Email: jessica_oliveirabarbosa09@yahoo.com.br

INTRODUÇÃO

O século XX foi marcado por intensas transformações nas relações sociais, econômicas,
políticas e culturais. No livro “A era dos extremos”, de Eric Hobsbawn, o século XX foi
marcado por diversos eventos que alteraram o percurso da história da civilização; as
indústrias modificaram seus processos de produção, duas guerras mundiais mataram
milhares de pessoas (além da guerra ideológica, como a Guerra Fria), regimes políticos
foram instaurados, destruídos e substituídos, países cresceram economicamente e
sofreram crises devastaram não somente sua estabilidade financeira como provocou
prejuízos em outras nações. As nações desenvolvidas sofreram com os impactos das
crises financeiras e com as devastações resultantes das guerras, e os reflexos dessas
mudanças alcançaram os países subdesenvolvidos. O Brasil, a partir do século XX
passou a desenvolver mais intensamente as atividades industriais (SANTOS e
SILVEIRA, 2001, p. 56) fato este que desencadeou uma série de alterações nos padrões
urbanos, sociais, culturais, e econômicos.
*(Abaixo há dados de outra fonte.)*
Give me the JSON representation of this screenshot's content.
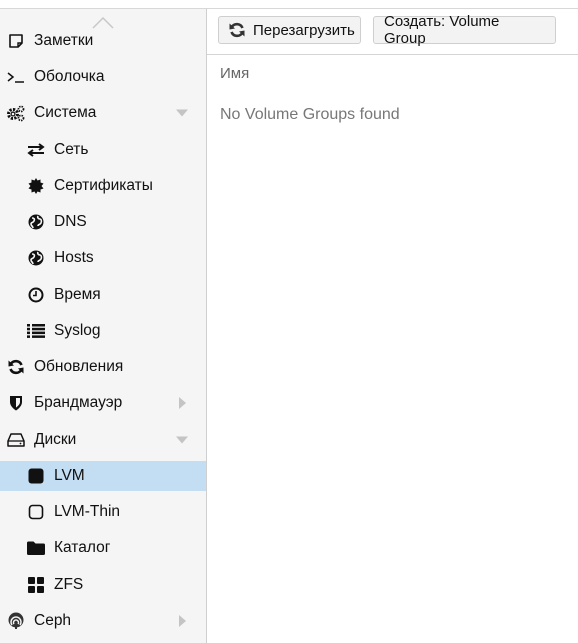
{
  "sidebar": {
    "items": [
      {
        "label": "Заметки",
        "icon": "note-icon",
        "level": 0
      },
      {
        "label": "Оболочка",
        "icon": "terminal-icon",
        "level": 0
      },
      {
        "label": "Система",
        "icon": "gears-icon",
        "level": 0,
        "expander": "expanded"
      },
      {
        "label": "Сеть",
        "icon": "exchange-icon",
        "level": 1
      },
      {
        "label": "Сертификаты",
        "icon": "certificate-icon",
        "level": 1
      },
      {
        "label": "DNS",
        "icon": "globe-icon",
        "level": 1
      },
      {
        "label": "Hosts",
        "icon": "globe-icon",
        "level": 1
      },
      {
        "label": "Время",
        "icon": "clock-icon",
        "level": 1
      },
      {
        "label": "Syslog",
        "icon": "list-icon",
        "level": 1
      },
      {
        "label": "Обновления",
        "icon": "refresh-icon",
        "level": 0
      },
      {
        "label": "Брандмауэр",
        "icon": "shield-icon",
        "level": 0,
        "expander": "collapsed"
      },
      {
        "label": "Диски",
        "icon": "hdd-icon",
        "level": 0,
        "expander": "expanded"
      },
      {
        "label": "LVM",
        "icon": "square-icon",
        "level": 1,
        "selected": true
      },
      {
        "label": "LVM-Thin",
        "icon": "square-outline-icon",
        "level": 1
      },
      {
        "label": "Каталог",
        "icon": "folder-icon",
        "level": 1
      },
      {
        "label": "ZFS",
        "icon": "th-large-icon",
        "level": 1
      },
      {
        "label": "Ceph",
        "icon": "ceph-icon",
        "level": 0,
        "expander": "collapsed"
      }
    ]
  },
  "toolbar": {
    "reload_label": "Перезагрузить",
    "create_label": "Создать: Volume Group"
  },
  "grid": {
    "column_name": "Имя",
    "empty_text": "No Volume Groups found"
  },
  "colors": {
    "selected_bg": "#c3ddf2",
    "sidebar_bg": "#f5f5f5"
  }
}
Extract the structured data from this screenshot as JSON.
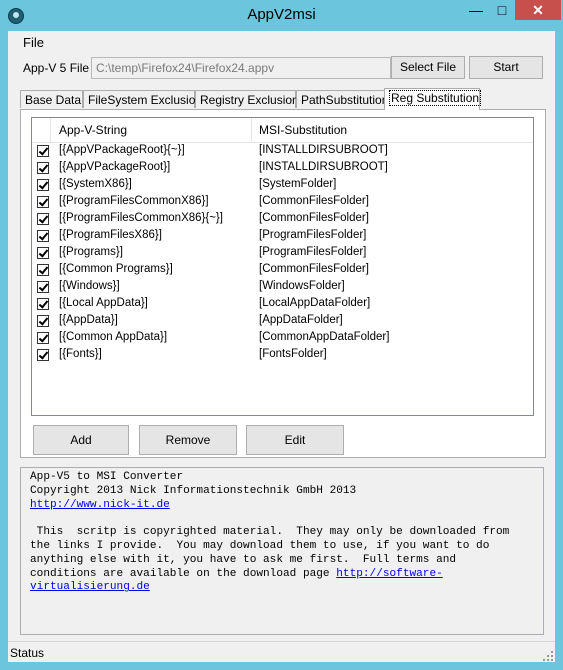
{
  "window": {
    "title": "AppV2msi"
  },
  "menu": {
    "file": "File"
  },
  "form": {
    "appv_label": "App-V 5 File",
    "path_value": "C:\\temp\\Firefox24\\Firefox24.appv",
    "select_file": "Select File",
    "start": "Start"
  },
  "tabs": [
    {
      "label": "Base Data"
    },
    {
      "label": "FileSystem Exclusion"
    },
    {
      "label": "Registry Exclusion"
    },
    {
      "label": "PathSubstitution"
    },
    {
      "label": "Reg Substitution"
    }
  ],
  "active_tab": "Reg Substitution",
  "table": {
    "col1": "App-V-String",
    "col2": "MSI-Substitution",
    "rows": [
      {
        "checked": true,
        "appv": "[{AppVPackageRoot}{~}]",
        "msi": "[INSTALLDIRSUBROOT]"
      },
      {
        "checked": true,
        "appv": "[{AppVPackageRoot}]",
        "msi": "[INSTALLDIRSUBROOT]"
      },
      {
        "checked": true,
        "appv": "[{SystemX86}]",
        "msi": "[SystemFolder]"
      },
      {
        "checked": true,
        "appv": "[{ProgramFilesCommonX86}]",
        "msi": "[CommonFilesFolder]"
      },
      {
        "checked": true,
        "appv": "[{ProgramFilesCommonX86}{~}]",
        "msi": "[CommonFilesFolder]"
      },
      {
        "checked": true,
        "appv": "[{ProgramFilesX86}]",
        "msi": "[ProgramFilesFolder]"
      },
      {
        "checked": true,
        "appv": "[{Programs}]",
        "msi": "[ProgramFilesFolder]"
      },
      {
        "checked": true,
        "appv": "[{Common Programs}]",
        "msi": "[CommonFilesFolder]"
      },
      {
        "checked": true,
        "appv": "[{Windows}]",
        "msi": "[WindowsFolder]"
      },
      {
        "checked": true,
        "appv": "[{Local AppData}]",
        "msi": "[LocalAppDataFolder]"
      },
      {
        "checked": true,
        "appv": "[{AppData}]",
        "msi": "[AppDataFolder]"
      },
      {
        "checked": true,
        "appv": "[{Common AppData}]",
        "msi": "[CommonAppDataFolder]"
      },
      {
        "checked": true,
        "appv": "[{Fonts}]",
        "msi": "[FontsFolder]"
      }
    ]
  },
  "buttons": {
    "add": "Add",
    "remove": "Remove",
    "edit": "Edit"
  },
  "info": {
    "line1": "App-V5 to MSI Converter",
    "line2": "Copyright 2013 Nick Informationstechnik GmbH 2013",
    "link1": "http://www.nick-it.de",
    "para": " This  scritp is copyrighted material.  They may only be downloaded from\nthe links I provide.  You may download them to use, if you want to do\nanything else with it, you have to ask me first.  Full terms and\nconditions are available on the download page ",
    "link2_part1": "http://software-",
    "link2_part2": "virtualisierung.de"
  },
  "status": {
    "text": "Status"
  },
  "colors": {
    "title_bar": "#6bc6dd",
    "close_button": "#c7504c",
    "link": "#0000ee"
  }
}
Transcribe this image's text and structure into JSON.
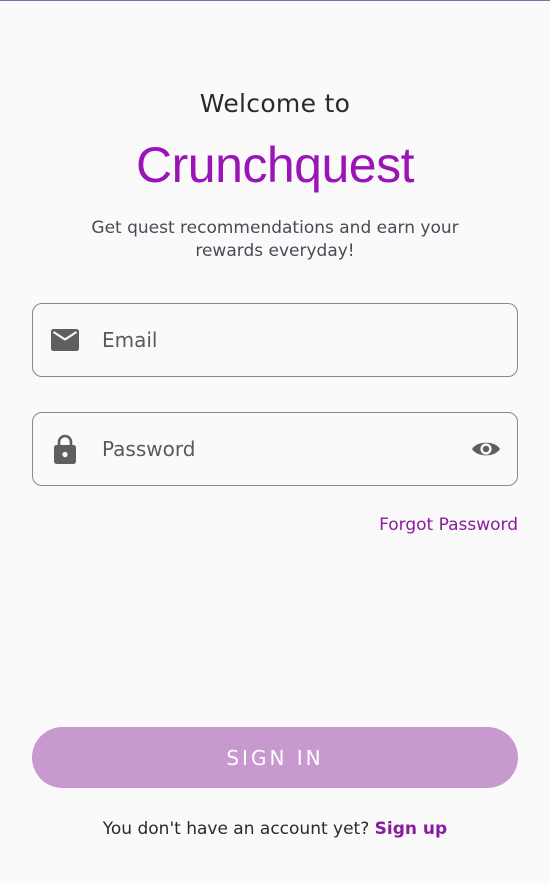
{
  "welcome": {
    "heading": "Welcome to",
    "brand": "Crunchquest",
    "tagline": "Get quest recommendations and earn your rewards everyday!"
  },
  "form": {
    "email": {
      "placeholder": "Email",
      "value": "",
      "icon": "mail-icon"
    },
    "password": {
      "placeholder": "Password",
      "value": "",
      "icon": "lock-icon",
      "toggle_icon": "eye-icon"
    },
    "forgot_label": "Forgot Password",
    "signin_label": "SIGN IN"
  },
  "signup": {
    "prompt": "You don't have an account yet?",
    "link_label": "Sign up"
  },
  "colors": {
    "brand": "#9b14b8",
    "link": "#8a1a9e",
    "button": "#c899cf",
    "background": "#fafafa"
  }
}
Atualmente, o país já conquistou alguns
setores da economia mundial, porém, mesmo que os avanços na economia, nas
atividades industriais e de serviços sejam expressivos, não se pode esquecer que o
mesmo ainda é marcado pelas desigualdades sociais e estas não podem ser
simplesmente ignoradas.

Diante a estas mudanças, é possível afirmar que o espaço foi o protagonista destas
inúmeras transformações, abrigando mais pessoas, residências, empresas, pontos de
lazer, ruas, avenidas, bancos, hospitais, escolas. Em pouco tempo e foi destruído,
construído, modificado e permanece em constante construção. Com base nestas
mudanças nos padrões espaciais e sociais que Milton Santos trabalhou com os conceitos
de fixos e fluxos, de modo que estes termos explicariam as formas espaciais existentes
na sociedade globalizada, além de se tratar de um exercício epistemológico, no qual o
autor buscaria compreender esta nova realidade, baseando-se nas raízes da história, da
filosofia e, claro, da própria Geografia. Não obstante da abordagem e exemplificação do
conceito de fixos e fluxos, este trabalho se propõe a entender como estes dois conceitos
se aplicam na dinâmica dos circuitos inferiores e circuitos superiores da economia, no
qual o mesmo autor busca, a partir da teoria dos circuitos, compreender como as
atividades econômicas se estabelecem e se fortalecem nos diferentes espaços e como
cada um destes circuitos utilizam e se beneficiam com os fixos e fluxos disponíveis.
Trata-se, portanto, de um exercício metodológico e teórico.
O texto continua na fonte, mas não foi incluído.